SQL Server suite has nearly everything you need for a good BI project. Nearly. Comparing to some competitive products, SQL Server suite lacks statistical procedures and functions. Statistics is very useful for understanding your data. You can use it as a final result of a report, or, like mainly I do, in the first stage of a data mining project, for data overview. I started to write my own statistical queries back in SQL Server 2000 time. With version 2012, because of important new support for analytical queries in Transact-SQL, I decided to rewrite most of my queries. The most important gain is much better performance of the queries. However, when talking about performance for these queries, I mean the performance by the algorithm. My main goal was to calculate everything I need in a single pass through the data. Of course, performance can be further improved by indexes. However, index tuning is a fairly broadly spread knowledge, while understanding the mathematics, knowing the language, and ability to find an effective algorithm is not that simple. In the “High Performance Statistical Queries” presentation I am explaining the statistics, the algorithms, and show those efficient queries. Beside queries, there is also another important part of this presentation. Many people say that statistics lies.

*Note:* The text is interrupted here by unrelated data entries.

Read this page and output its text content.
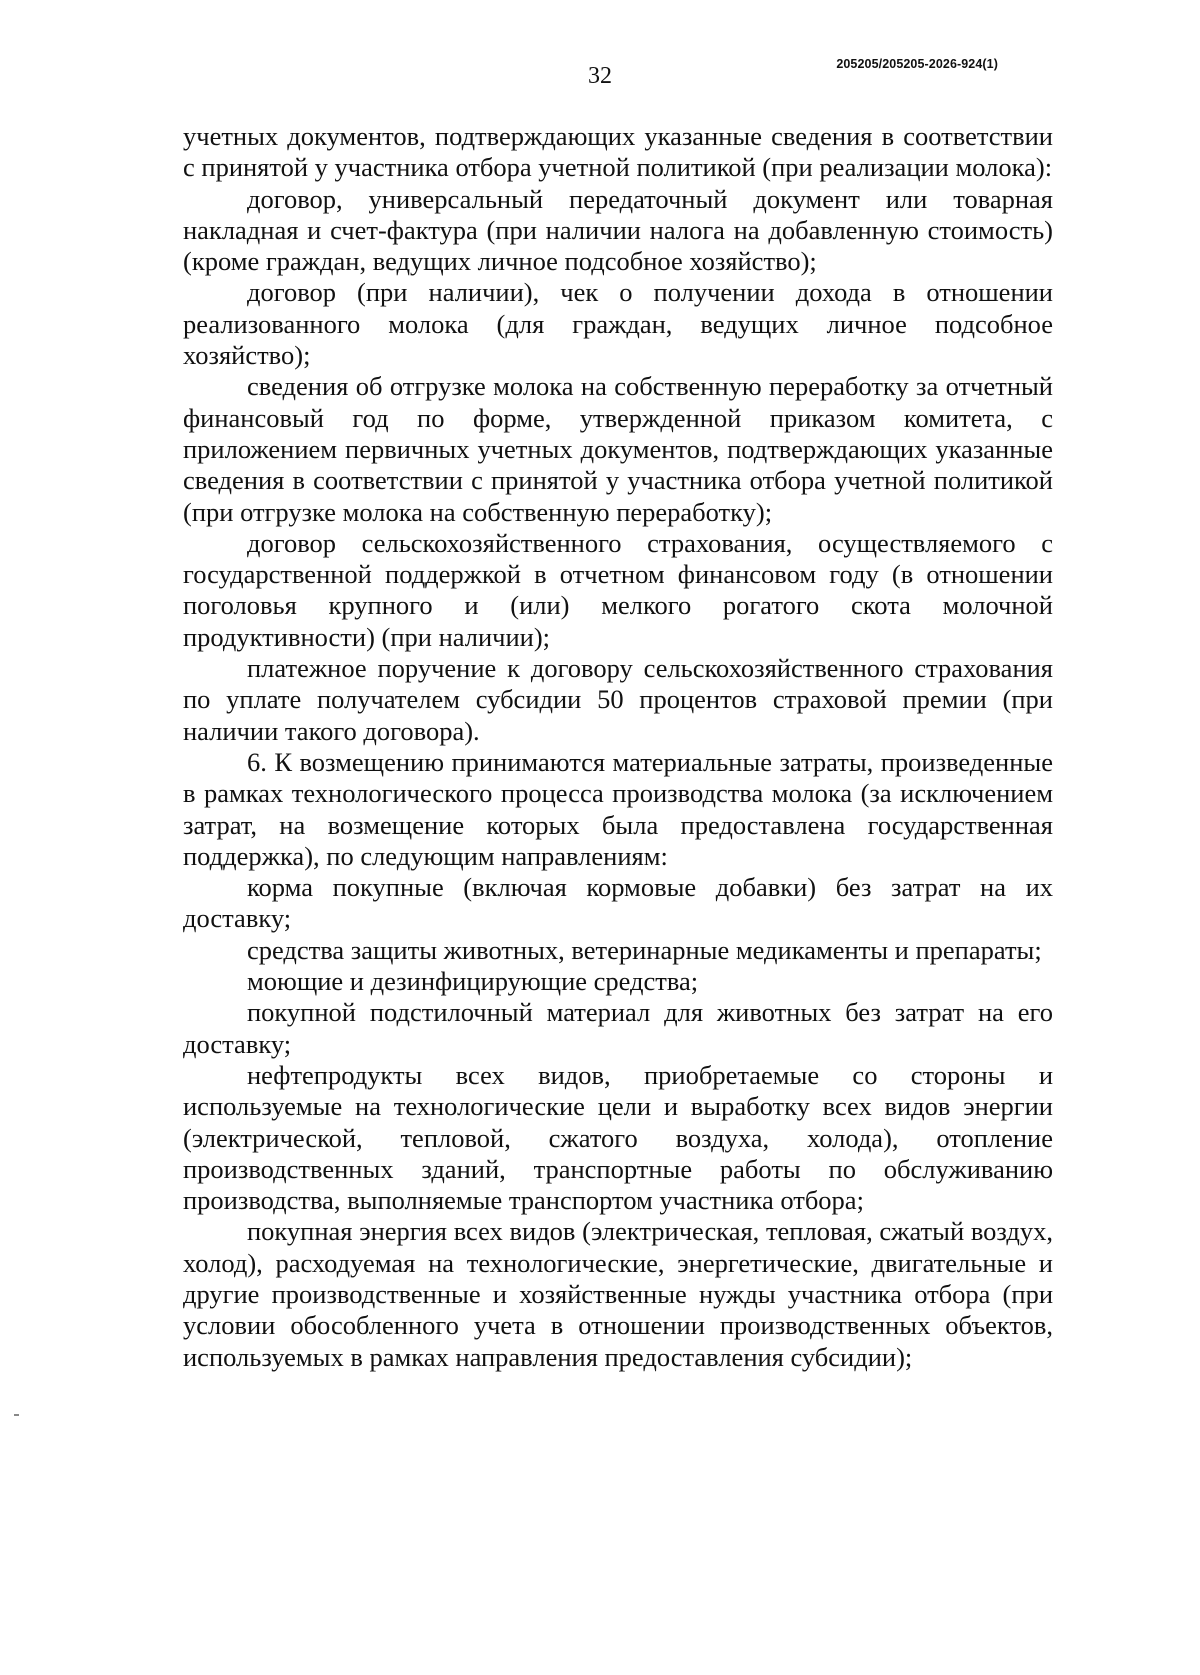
32	205205/205205-2026-924(1)

учетных документов, подтверждающих указанные сведения в соответствии с принятой у участника отбора учетной политикой (при реализации молока):

договор, универсальный передаточный документ или товарная накладная и счет-фактура (при наличии налога на добавленную стоимость) (кроме граждан, ведущих личное подсобное хозяйство);

договор (при наличии), чек о получении дохода в отношении реализованного молока (для граждан, ведущих личное подсобное хозяйство);

сведения об отгрузке молока на собственную переработку за отчетный финансовый год по форме, утвержденной приказом комитета, с приложением первичных учетных документов, подтверждающих указанные сведения в соответствии с принятой у участника отбора учетной политикой (при отгрузке молока на собственную переработку);

договор сельскохозяйственного страхования, осуществляемого с государственной поддержкой в отчетном финансовом году (в отношении поголовья крупного и (или) мелкого рогатого скота молочной продуктивности) (при наличии);

платежное поручение к договору сельскохозяйственного страхования по уплате получателем субсидии 50 процентов страховой премии (при наличии такого договора).

6. К возмещению принимаются материальные затраты, произведенные в рамках технологического процесса производства молока (за исключением затрат, на возмещение которых была предоставлена государственная поддержка), по следующим направлениям:

корма покупные (включая кормовые добавки) без затрат на их доставку;

средства защиты животных, ветеринарные медикаменты и препараты;

моющие и дезинфицирующие средства;

покупной подстилочный материал для животных без затрат на его доставку;

нефтепродукты всех видов, приобретаемые со стороны и используемые на технологические цели и выработку всех видов энергии (электрической, тепловой, сжатого воздуха, холода), отопление производственных зданий, транспортные работы по обслуживанию производства, выполняемые транспортом участника отбора;

покупная энергия всех видов (электрическая, тепловая, сжатый воздух, холод), расходуемая на технологические, энергетические, двигательные и другие производственные и хозяйственные нужды участника отбора (при условии обособленного учета в отношении производственных объектов, используемых в рамках направления предоставления субсидии);
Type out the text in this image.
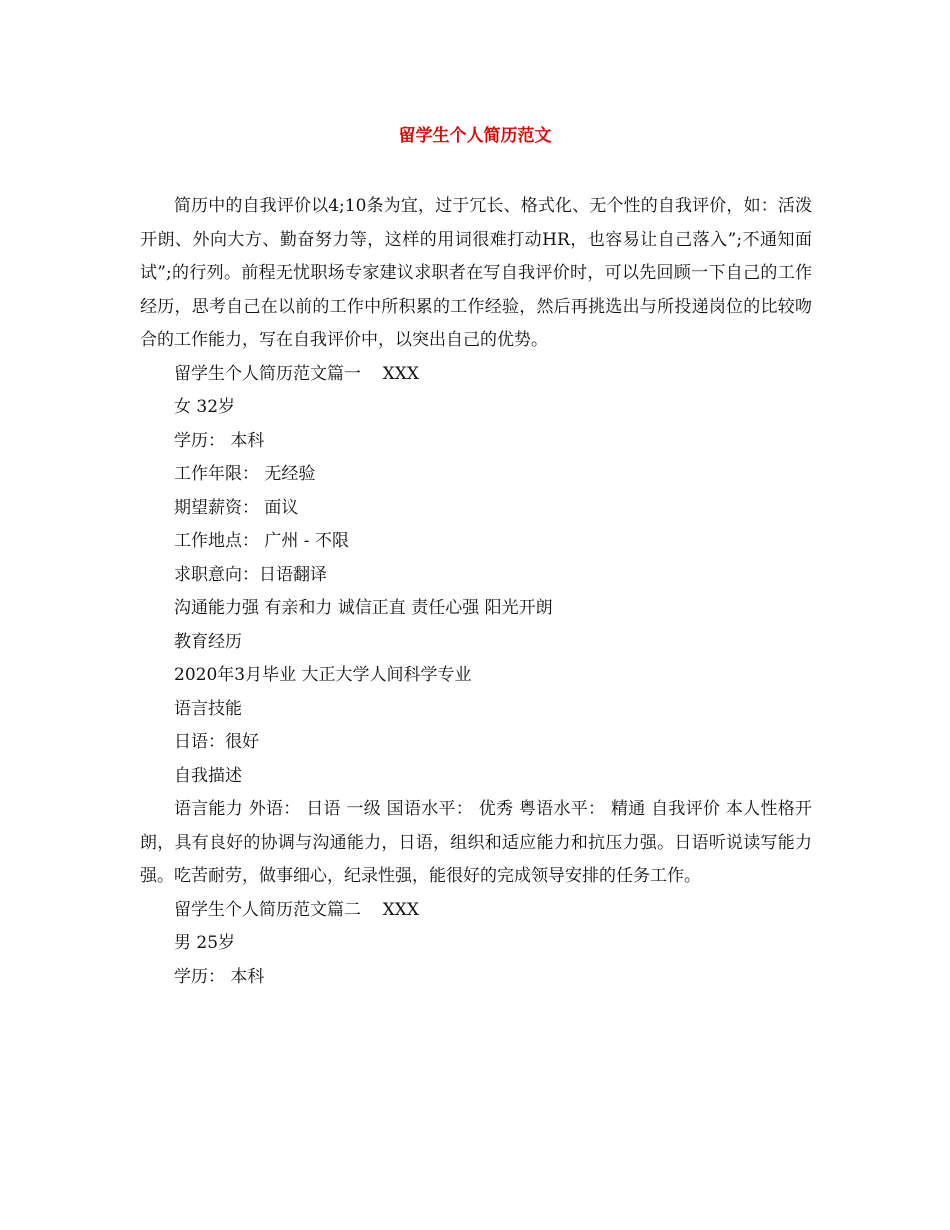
留学生个人简历范文

简历中的自我评价以4;10条为宜，过于冗长、格式化、无个性的自我评价，如：活泼开朗、外向大方、勤奋努力等，这样的用词很难打动HR，也容易让自己落入”;不通知面试”;的行列。前程无忧职场专家建议求职者在写自我评价时，可以先回顾一下自己的工作经历，思考自己在以前的工作中所积累的工作经验，然后再挑选出与所投递岗位的比较吻合的工作能力，写在自我评价中，以突出自己的优势。

留学生个人简历范文篇一    XXX
女 32岁
学历： 本科
工作年限： 无经验
期望薪资： 面议
工作地点： 广州 - 不限
求职意向：日语翻译
沟通能力强 有亲和力 诚信正直 责任心强 阳光开朗
教育经历
2020年3月毕业 大正大学人间科学专业
语言技能
日语：很好
自我描述

语言能力 外语： 日语 一级 国语水平： 优秀 粤语水平： 精通 自我评价 本人性格开朗，具有良好的协调与沟通能力，日语，组织和适应能力和抗压力强。日语听说读写能力强。吃苦耐劳，做事细心，纪录性强，能很好的完成领导安排的任务工作。

留学生个人简历范文篇二    XXX
男 25岁
学历： 本科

However, this is not true; during the presentation, I explain the meaning of each statistics, how it is calculated, and how to correctly interpret the results. Therefore, attendees get from this presentation:
- explanation how to efficiently use new T-SQL Window functions and other T-SQL elements;
- a correct understanding of quite a few statistics;
- ideas for their own BI projects;
- working queries that they can use immediately in their reports or for data overview.
Of course, the level of the presentation is very high, and good knowledge of Transact-SQL is a prerequisite.